Sustainability, Social Justice, and our Science

Sustainability, Social Justice, and our Science

Trained as scientific problem-solvers; our goal as behavior analysts is to address areas of social significance. The US Surgeon General recognizes Behavior Analysis, an applied science, as the gold-standard of treatment for individuals with autism spectrum disorders (US Surgeon General, 2009). Although not as widely adopted in other circles, behavior analysis has also been used effectively to address needs in areas related to health, sport, and fitness, behavioral safety, addiction and substance abuse, and performance management, as well as other areas, such as with sustainability (Cooper, et al., 2007; Kelly, 2008; Cambridge Center for Behavioral Studies, 2019).
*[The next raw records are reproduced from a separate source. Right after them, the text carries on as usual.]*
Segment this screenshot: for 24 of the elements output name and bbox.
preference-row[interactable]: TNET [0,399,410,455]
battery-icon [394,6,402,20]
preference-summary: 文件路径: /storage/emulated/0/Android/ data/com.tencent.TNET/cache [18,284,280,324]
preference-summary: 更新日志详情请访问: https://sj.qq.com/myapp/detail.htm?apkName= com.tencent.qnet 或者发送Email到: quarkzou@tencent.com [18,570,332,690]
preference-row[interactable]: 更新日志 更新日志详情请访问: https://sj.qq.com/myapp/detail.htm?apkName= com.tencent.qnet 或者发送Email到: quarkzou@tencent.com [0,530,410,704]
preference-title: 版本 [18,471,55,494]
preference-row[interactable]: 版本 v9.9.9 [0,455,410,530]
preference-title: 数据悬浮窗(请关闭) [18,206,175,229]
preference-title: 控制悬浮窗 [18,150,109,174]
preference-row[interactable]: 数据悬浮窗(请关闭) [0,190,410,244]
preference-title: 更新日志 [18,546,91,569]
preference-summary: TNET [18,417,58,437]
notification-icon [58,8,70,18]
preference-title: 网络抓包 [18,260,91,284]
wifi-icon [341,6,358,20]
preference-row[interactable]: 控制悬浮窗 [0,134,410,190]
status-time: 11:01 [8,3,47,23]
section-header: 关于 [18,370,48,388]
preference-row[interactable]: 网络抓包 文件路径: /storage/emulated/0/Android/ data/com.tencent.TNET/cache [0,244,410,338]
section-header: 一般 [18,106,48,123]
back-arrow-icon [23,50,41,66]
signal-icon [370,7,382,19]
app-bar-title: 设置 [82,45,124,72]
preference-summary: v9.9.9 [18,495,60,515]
We do not consider human influence on the climate system to be debatable on a global level (Intergovernmental Panel on Climate Change, 2014), despite extreme politicization of the topic in the United States. As we begin to scratch just barely beneath the surface, it is readily apparent how challenges associated with sustainability are also functionally related to challenges caused by systemic, social inequities. These inequalities further compound a community’s ability to prevent, prepare, respond, and recover from negative effects of the climate crisis (Intergovernmental Panel on Climate Change, 2014; Amnesty International, 2020). This presentation will discuss the intersection of environmental sustainability and social justice from a behavior analytic perspective, including a review of barriers encountered and previous efforts of others, as well as a projection of how behavior analysis can impact perhaps the most socially significant problem facing us today.


  1. The learner will list two barriers for behavior analysts branching outside of autism.
  2. The learner will name two behavior analysts who have focused on sustainability. 
  3. The learner will list two solutions for removing barriers to tackle sustainability from a behavior analytic perspective.